Higher Doses of Radiation: In men with early-stage prostate cancer, some studies have suggested that higher doses of radiation therapy may improve cancer control without substantially increasing the risk of side effects.[2] [3]

Newer Radiation Machines: Most EBRT uses high energy X-rays to kill cancer cells. Some radiation oncology centers use different types of radiation that require special machines to generate. These different types of radiation, such as protons or neutrons, may kill more cancer cells with the same dose. Combining protons or neutrons with conventional X-rays is one method of radiation therapy being evaluated in clinical trials.

References


[1] Wiegel T, Bottke K, Steiner U et al. Phase III postoperative adjuvant radiotherapy after radical prostatectomy compared with radical prostatectomy alone in pT3 prostate cancer with undetectable prostate-specific antigen: ARO 96-02/AUO AP 09/95. Journal of Clinical Oncology. 2009;27:2924-30.

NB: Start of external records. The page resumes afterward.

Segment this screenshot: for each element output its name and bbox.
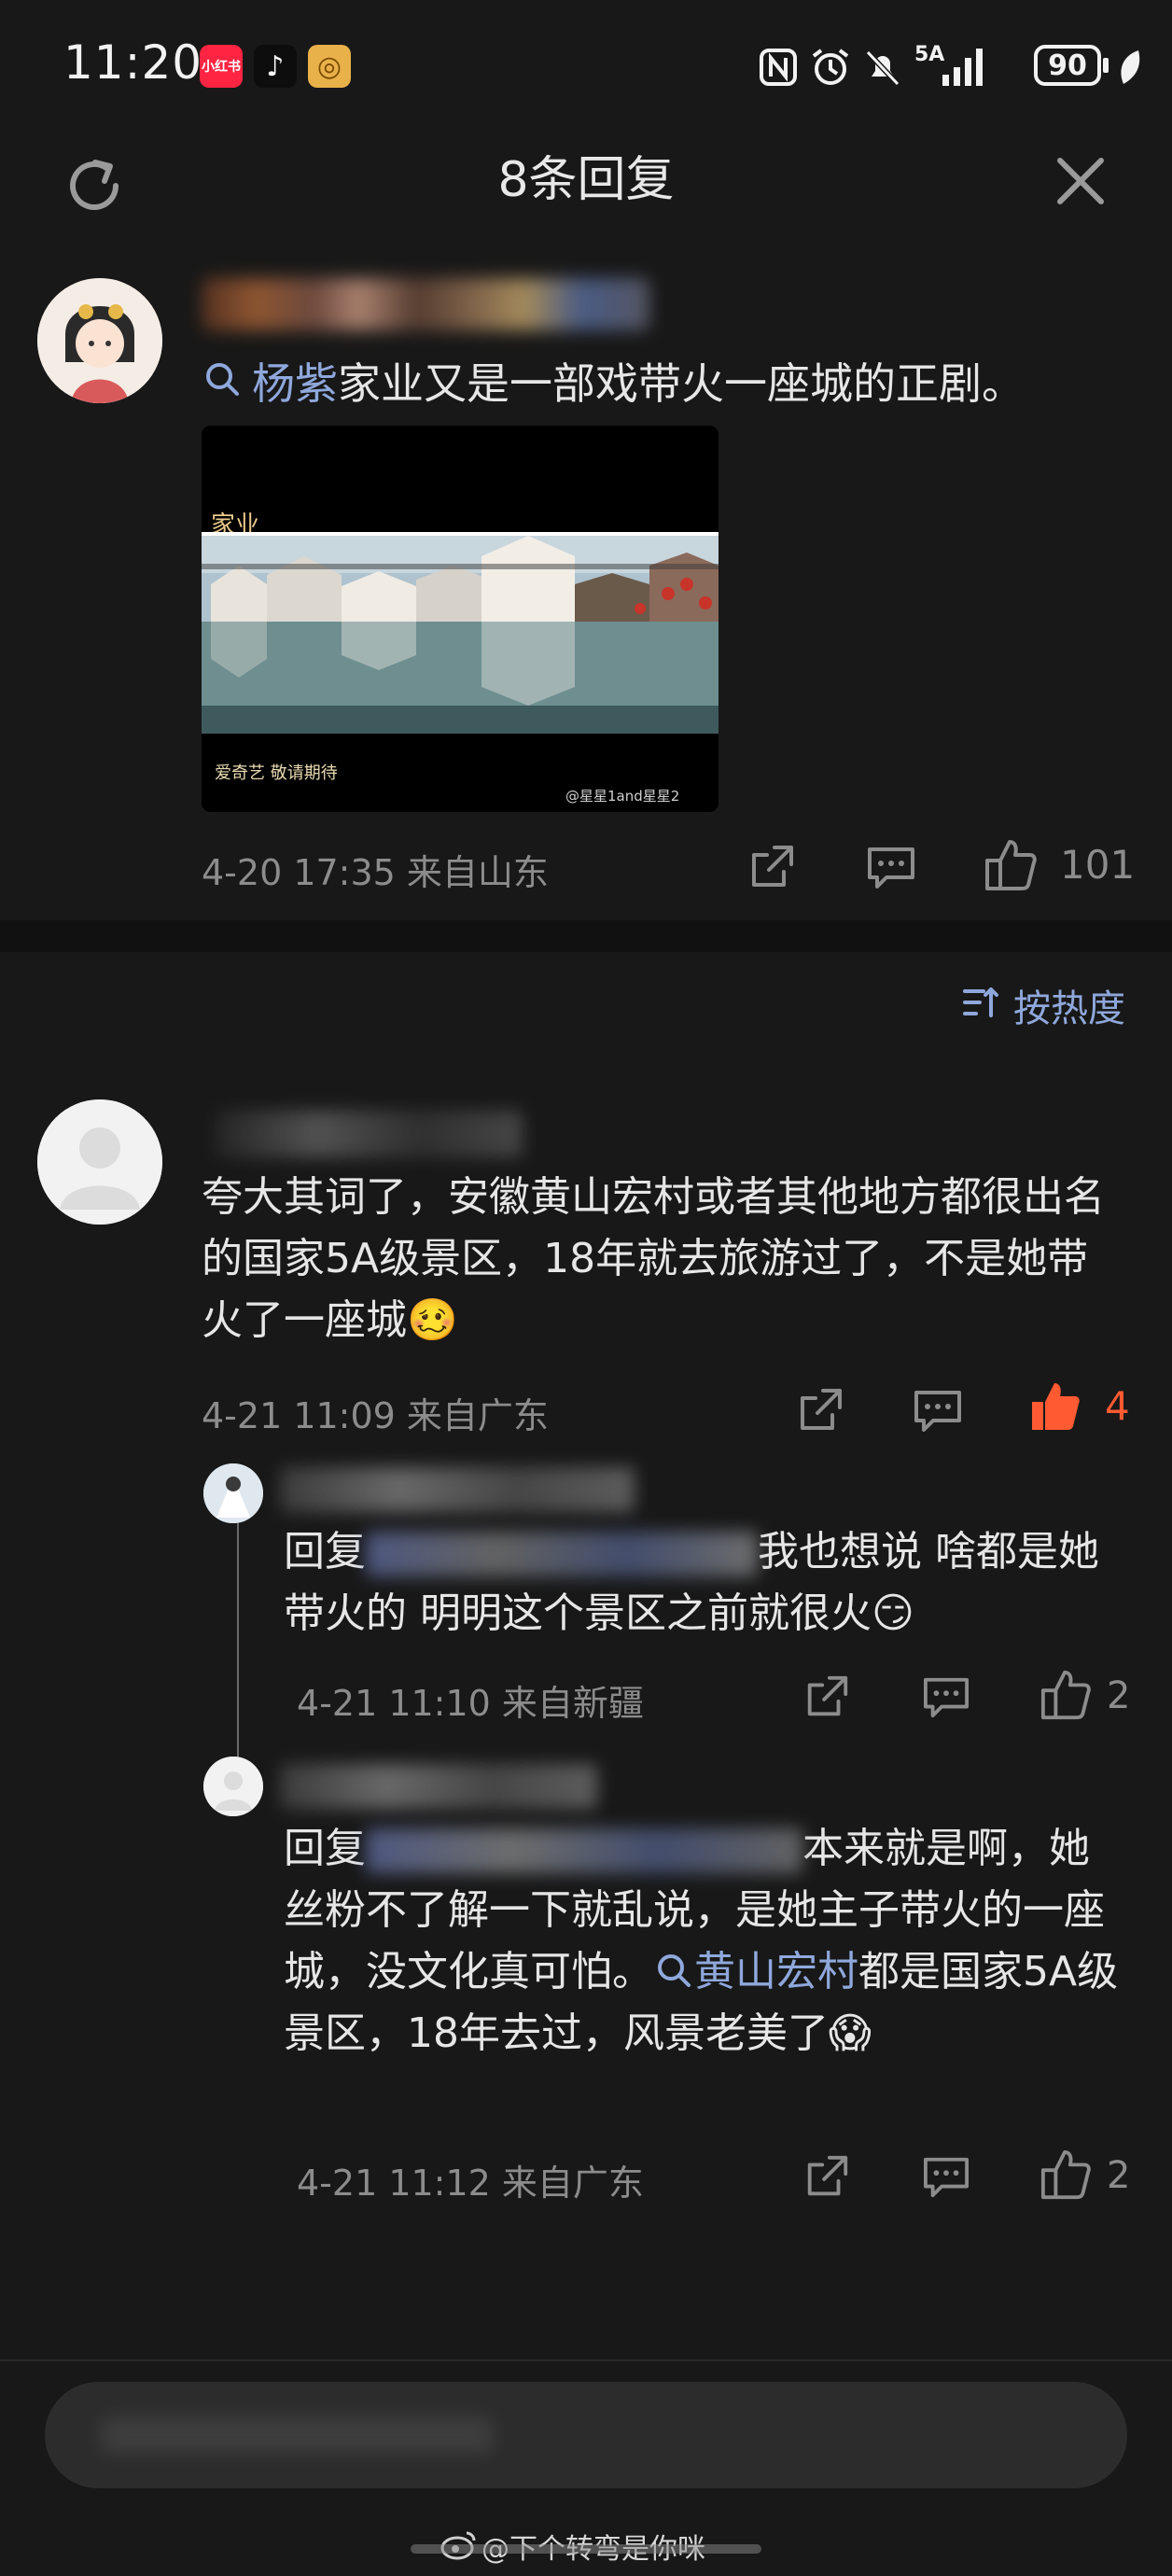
author-name-blurred[interactable] [202, 278, 649, 330]
reply2-topic-tag[interactable]: 黄山宏村 [653, 1948, 858, 1995]
share-icon[interactable] [746, 842, 797, 892]
author-avatar[interactable] [37, 278, 162, 403]
video-watermark: @星星1and星星2 [565, 788, 680, 805]
home-indicator [411, 2544, 761, 2554]
bottom-divider [0, 2359, 1172, 2361]
reply2-search-icon [658, 1954, 691, 1987]
comment-reply-icon[interactable] [913, 1387, 963, 1434]
sort-button[interactable]: 按热度 [1013, 978, 1125, 1032]
sort-icon[interactable] [961, 984, 1000, 1021]
reply2-text: 回复 本来就是啊，她丝粉不了解一下就乱说，是她主子带火的一座城，没文化真可怕。 黄山… [284, 1825, 1119, 2057]
status-time: 11:20 [63, 35, 203, 90]
comment-like-icon-active[interactable] [1028, 1379, 1082, 1434]
reply1-like-count: 2 [1107, 1674, 1131, 1717]
reply2-like-icon[interactable] [1039, 2149, 1092, 2201]
comment-timestamp: 4-21 11:09 来自广东 [202, 1395, 549, 1436]
video-caption: 爱奇艺 敬请期待 [215, 763, 338, 783]
video-overlay-line [202, 532, 719, 536]
post-timestamp: 4-20 17:35 来自山东 [202, 852, 549, 893]
comment-text: 夸大其词了，安徽黄山宏村或者其他地方都很出名的国家5A级景区，18年就去旅游过了… [202, 1173, 1105, 1344]
reply2-avatar[interactable] [203, 1757, 263, 1816]
close-icon[interactable] [1054, 155, 1107, 207]
leaf-icon [1121, 50, 1140, 84]
section-divider [0, 920, 1172, 952]
nfc-icon [760, 49, 797, 86]
post-text: 杨紫家业又是一部戏带火一座城的正剧。 [252, 358, 1025, 409]
app-icon: ◎ [308, 45, 351, 88]
thread-line [237, 1503, 239, 1792]
search-icon [206, 363, 239, 396]
reply1-comment-icon[interactable] [922, 1674, 970, 1719]
like-icon[interactable] [984, 838, 1038, 892]
commenter-name-blurred[interactable] [215, 1111, 523, 1157]
reply2-comment-icon[interactable] [922, 2154, 970, 2199]
battery-indicator: 90 [1034, 45, 1101, 86]
reply1-mention-blurred[interactable] [366, 1532, 758, 1576]
reply-input-placeholder-blurred [101, 2417, 493, 2453]
commenter-avatar[interactable] [37, 1099, 162, 1225]
reply1-text: 回复 我也想说 啥都是她带火的 明明这个景区之前就很火😏 [284, 1528, 1099, 1637]
xiaohongshu-app-icon: 小红书 [200, 45, 243, 88]
reply1-like-icon[interactable] [1039, 1669, 1092, 1721]
comment-icon[interactable] [866, 844, 916, 890]
post-like-count: 101 [1060, 842, 1136, 888]
comment-share-icon[interactable] [795, 1385, 845, 1435]
reply2-share-icon[interactable] [802, 2152, 851, 2201]
reply2-like-count: 2 [1107, 2154, 1131, 2197]
reply1-author-blurred[interactable] [280, 1467, 635, 1512]
reply1-share-icon[interactable] [802, 1673, 851, 1721]
douyin-app-icon: ♪ [254, 45, 297, 88]
page-title: 8条回复 [497, 152, 675, 208]
comment-like-count: 4 [1105, 1383, 1130, 1429]
signal-icon [942, 49, 983, 86]
topic-tag[interactable]: 杨紫 [252, 358, 338, 409]
reply2-mention-blurred[interactable] [366, 1828, 802, 1873]
reply1-timestamp: 4-21 11:10 来自新疆 [297, 1683, 644, 1724]
alarm-icon [812, 49, 849, 85]
video-thumbnail[interactable]: 家业 爱奇艺 敬请期待 @星星1and星星2 [202, 426, 719, 812]
mute-icon [865, 49, 900, 87]
reply-input[interactable] [45, 2382, 1127, 2488]
battery-tip [1103, 58, 1109, 73]
reply1-avatar[interactable] [203, 1463, 263, 1523]
reply2-author-blurred[interactable] [280, 1764, 597, 1809]
reply2-timestamp: 4-21 11:12 来自广东 [297, 2163, 644, 2204]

[2] Zietman AL, Bae K, Slater J, et al. Randomized trial comparing conventional-dose with high-dose conformal radiation therapy in early-stage adenocarcinoma of the prostate: Long-term results from Proton Radiation Oncology Group/American College of Radiology 95-09. Journal of Clinical Oncology. 2010; 28: 1106-1111.

[3] Talcott JA, Rossi C, Shipley WU et al. Patient-reported long-term outcomes after conventional and high-dose combined proton and photon radiation for early prostate cancer. JAMA. 2010;303:1046-1053.